A disciplina Tópicos Especiais em Ciência da Informação oferecida no primeiro semestre de 2009 apresentou o seguinte subtítulo: Coleção e memória: a trajetória informacional dos objetos de coleção. As aulas foram ministradas pela professora responsável e com a colaboração de doutorandos, mestrandos, bacharéis, bolsistas de iniciação científica e monitores e contou com uma turma composta de 38 alunos. Como objetivo geral, a disciplina teve como proposta “discutir como as imagens e as narrativas, no âmbito do simbólico e imaginário, apontam para a construção de uma trajetória informacional cuja constituição patrimonial abarque objetos visíveis e invisíveis”. Especificamente elencamos os seguintes objetivos:

1. Perceber, a partir da análise de imagens colecionáveis, quais as narrativas experienciadas pelos sujeitos, tendo como pano de fundo o quadro social das memórias coletivas;

2. Traçar as trajetórias informacionais dos objetos colecionáveis visando a construção/representação de suas configurações (arranjo, classificação e manipulação) ;

3. Identificar os processos de construção e os mecanismos de apropriação que os sujeitos elaboram para categorizar objetos materiais e imaginários;

4. Simular a criação de uma coleção coletiva (com objetos de coleções pessoais e/ou objetos a serem colecionáveis) que permita aplicar as categorias-chaves das práticas colecionistas (coleção, colecionador, objeto, objeto de coleção e lugar de memória).

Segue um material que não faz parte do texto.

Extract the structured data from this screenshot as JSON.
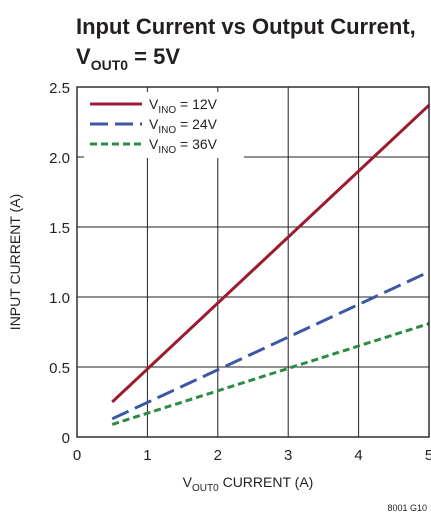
{
  "chart_data": {
    "type": "line",
    "title": {
      "line1": "Input Current vs Output Current,",
      "line2_main": "V",
      "line2_sub": "OUT0",
      "line2_rest": " = 5V"
    },
    "xlabel": {
      "main": "V",
      "sub": "OUT0",
      "rest": " CURRENT (A)"
    },
    "ylabel": "INPUT CURRENT (A)",
    "xlim": [
      0,
      5
    ],
    "ylim": [
      0,
      2.5
    ],
    "x_ticks": [
      "0",
      "1",
      "2",
      "3",
      "4",
      "5"
    ],
    "y_ticks": [
      "0",
      "0.5",
      "1.0",
      "1.5",
      "2.0",
      "2.5"
    ],
    "x_tick_values": [
      0,
      1,
      2,
      3,
      4,
      5
    ],
    "y_tick_values": [
      0,
      0.5,
      1.0,
      1.5,
      2.0,
      2.5
    ],
    "grid": true,
    "legend_position": "top-left",
    "series": [
      {
        "name": {
          "main": "V",
          "sub": "INO",
          "rest": " = 12V"
        },
        "color": "#9b1b30",
        "dash": "solid",
        "x": [
          0.5,
          5
        ],
        "y": [
          0.25,
          2.37
        ]
      },
      {
        "name": {
          "main": "V",
          "sub": "INO",
          "rest": " = 24V"
        },
        "color": "#3b57a5",
        "dash": "long-dash",
        "x": [
          0.5,
          5
        ],
        "y": [
          0.13,
          1.18
        ]
      },
      {
        "name": {
          "main": "V",
          "sub": "INO",
          "rest": " = 36V"
        },
        "color": "#2e8b45",
        "dash": "short-dash",
        "x": [
          0.5,
          5
        ],
        "y": [
          0.09,
          0.81
        ]
      }
    ],
    "figure_code": "8001 G10"
  }
}
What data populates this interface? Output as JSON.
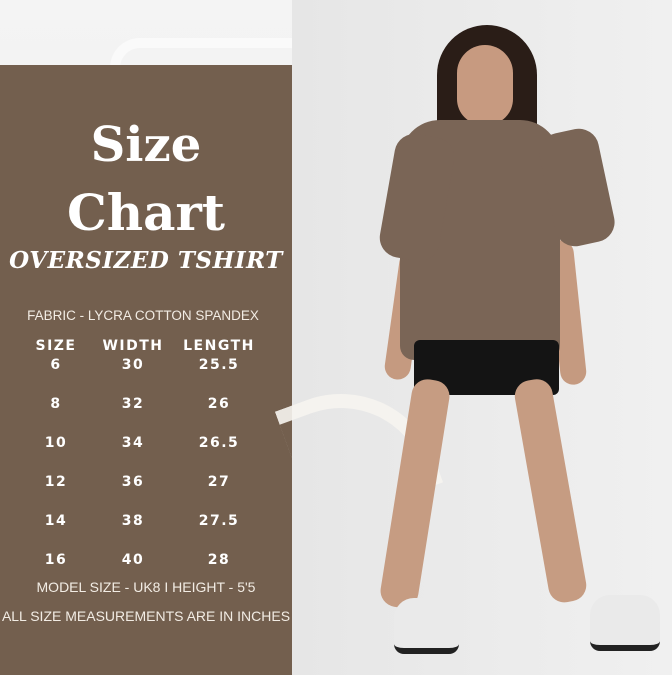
{
  "title_line1": "Size",
  "title_line2": "Chart",
  "subtitle": "OVERSIZED TSHIRT",
  "fabric": "FABRIC - LYCRA COTTON SPANDEX",
  "colors": {
    "panel": "#735f4e",
    "text": "#ffffff",
    "tshirt": "#7a6556"
  },
  "table": {
    "headers": [
      "SIZE",
      "WIDTH",
      "LENGTH"
    ],
    "rows": [
      [
        "6",
        "30",
        "25.5"
      ],
      [
        "8",
        "32",
        "26"
      ],
      [
        "10",
        "34",
        "26.5"
      ],
      [
        "12",
        "36",
        "27"
      ],
      [
        "14",
        "38",
        "27.5"
      ],
      [
        "16",
        "40",
        "28"
      ]
    ]
  },
  "model_note": "MODEL SIZE -  UK8   I    HEIGHT - 5'5",
  "units_note": "ALL SIZE MEASUREMENTS ARE IN INCHES"
}
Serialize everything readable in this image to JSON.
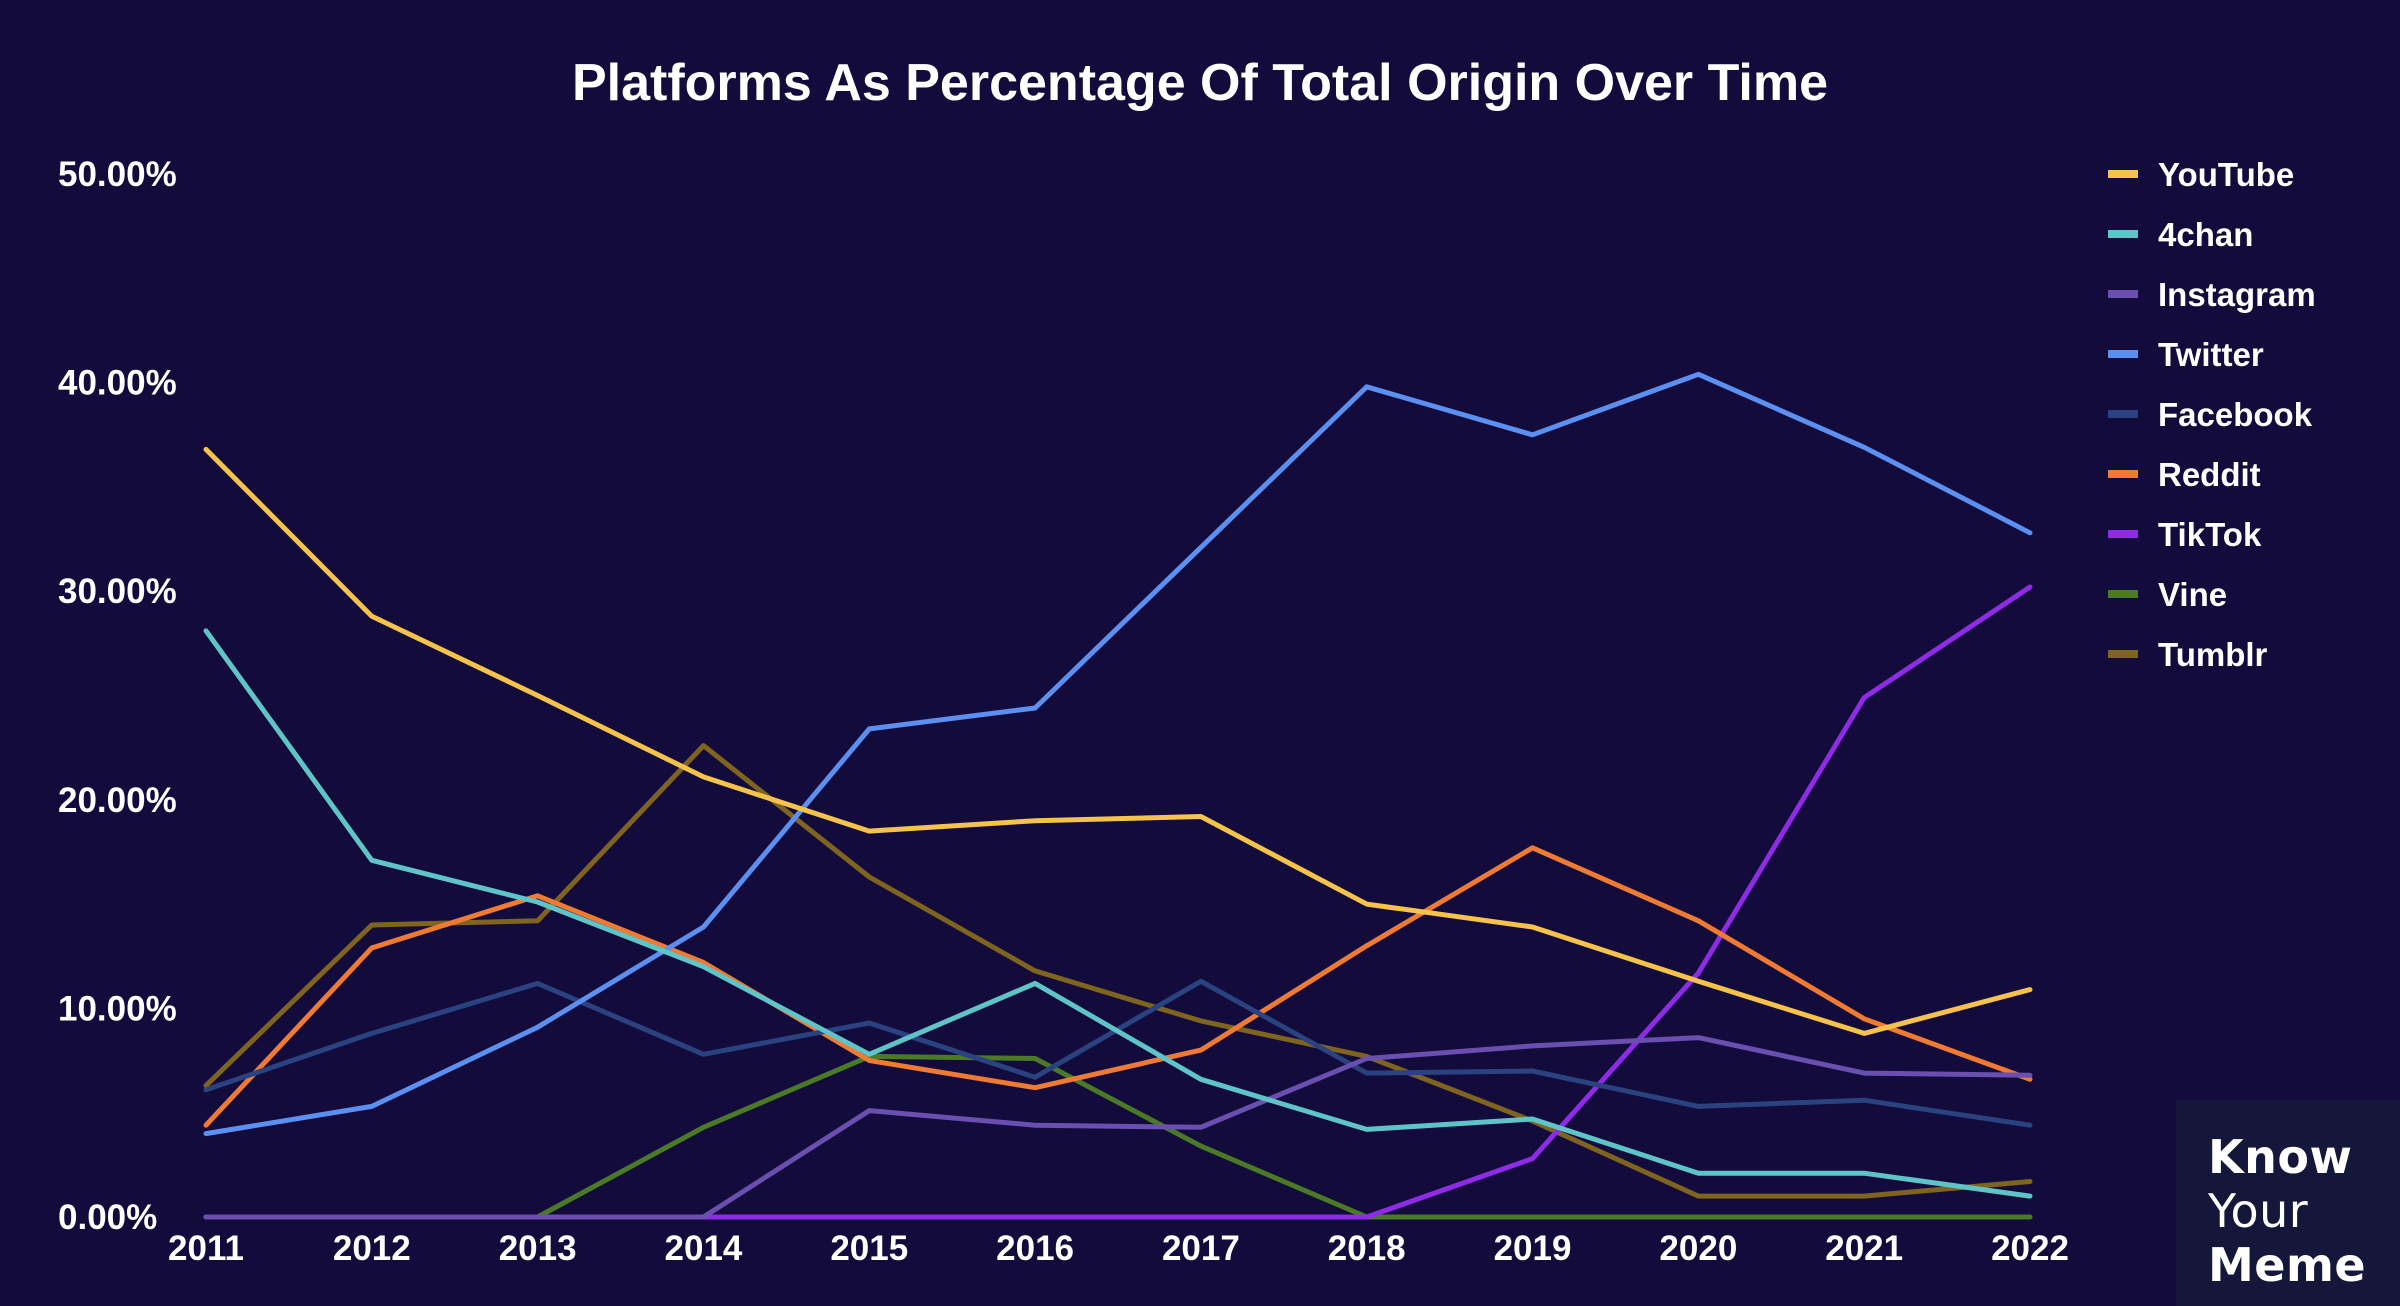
{
  "chart_data": {
    "type": "line",
    "title": "Platforms As Percentage Of Total Origin Over Time",
    "xlabel": "",
    "ylabel": "",
    "ylim": [
      0,
      50
    ],
    "yticks": [
      0,
      10,
      20,
      30,
      40,
      50
    ],
    "ytick_labels": [
      "0.00%",
      "10.00%",
      "20.00%",
      "30.00%",
      "40.00%",
      "50.00%"
    ],
    "categories": [
      "2011",
      "2012",
      "2013",
      "2014",
      "2015",
      "2016",
      "2017",
      "2018",
      "2019",
      "2020",
      "2021",
      "2022"
    ],
    "legend_position": "right",
    "series": [
      {
        "name": "YouTube",
        "color": "#f5c24c",
        "values": [
          36.8,
          28.8,
          25.0,
          21.1,
          18.5,
          19.0,
          19.2,
          15.0,
          13.9,
          11.3,
          8.8,
          10.9
        ]
      },
      {
        "name": "4chan",
        "color": "#5fc4c8",
        "values": [
          28.1,
          17.1,
          15.1,
          12.0,
          7.8,
          11.2,
          6.6,
          4.2,
          4.7,
          2.1,
          2.1,
          1.0
        ]
      },
      {
        "name": "Instagram",
        "color": "#6a4fb0",
        "values": [
          0.0,
          0.0,
          0.0,
          0.0,
          5.1,
          4.4,
          4.3,
          7.6,
          8.2,
          8.6,
          6.9,
          6.8
        ]
      },
      {
        "name": "Twitter",
        "color": "#5b8ff0",
        "values": [
          4.0,
          5.3,
          9.1,
          13.9,
          23.4,
          24.4,
          32.1,
          39.8,
          37.5,
          40.4,
          36.9,
          32.8
        ]
      },
      {
        "name": "Facebook",
        "color": "#2a4380",
        "values": [
          6.1,
          8.8,
          11.2,
          7.8,
          9.3,
          6.7,
          11.3,
          6.9,
          7.0,
          5.3,
          5.6,
          4.4
        ]
      },
      {
        "name": "Reddit",
        "color": "#ee7a33",
        "values": [
          4.4,
          12.9,
          15.4,
          12.2,
          7.5,
          6.2,
          8.0,
          13.0,
          17.7,
          14.2,
          9.5,
          6.6
        ]
      },
      {
        "name": "TikTok",
        "color": "#8f2be6",
        "values": [
          0.0,
          0.0,
          0.0,
          0.0,
          0.0,
          0.0,
          0.0,
          0.0,
          2.8,
          11.7,
          24.9,
          30.2
        ]
      },
      {
        "name": "Vine",
        "color": "#4a7a26",
        "values": [
          0.0,
          0.0,
          0.0,
          4.3,
          7.7,
          7.6,
          3.4,
          0.0,
          0.0,
          0.0,
          0.0,
          0.0
        ]
      },
      {
        "name": "Tumblr",
        "color": "#7f6420",
        "values": [
          6.3,
          14.0,
          14.2,
          22.6,
          16.3,
          11.8,
          9.4,
          7.7,
          4.6,
          1.0,
          1.0,
          1.7
        ]
      }
    ]
  },
  "watermark": {
    "words": [
      "Know",
      "Your",
      "Meme"
    ]
  }
}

Dentro de seu conteúdo programático as seguintes problematizações teóricas e pragmáticas assim foram dispostas: As práticas de colecionamento. A coleção como patrimônio. Coleções privadas, públicas e imaginárias. Processo de produção, circulação, consumo e descarte dos objetos. Os objetos, materialidade, intencionalidade e historicidade; seu valor social e ritual, suas significações e re-significações nos diversos espaços/lugares/instituições de memória. Categorias epistemológicas dos objetos. O estatuto do objeto. Tipologias das coleções e dos objetos: materiais, imateriais, imaginários etc. O colecionador como guardião de memória. Tratamento e representação informacional dos objetos de coleção. Métodos e instrumentos de análise dos objetos de coleção: fichas analítico-descritivas, catálogos etc.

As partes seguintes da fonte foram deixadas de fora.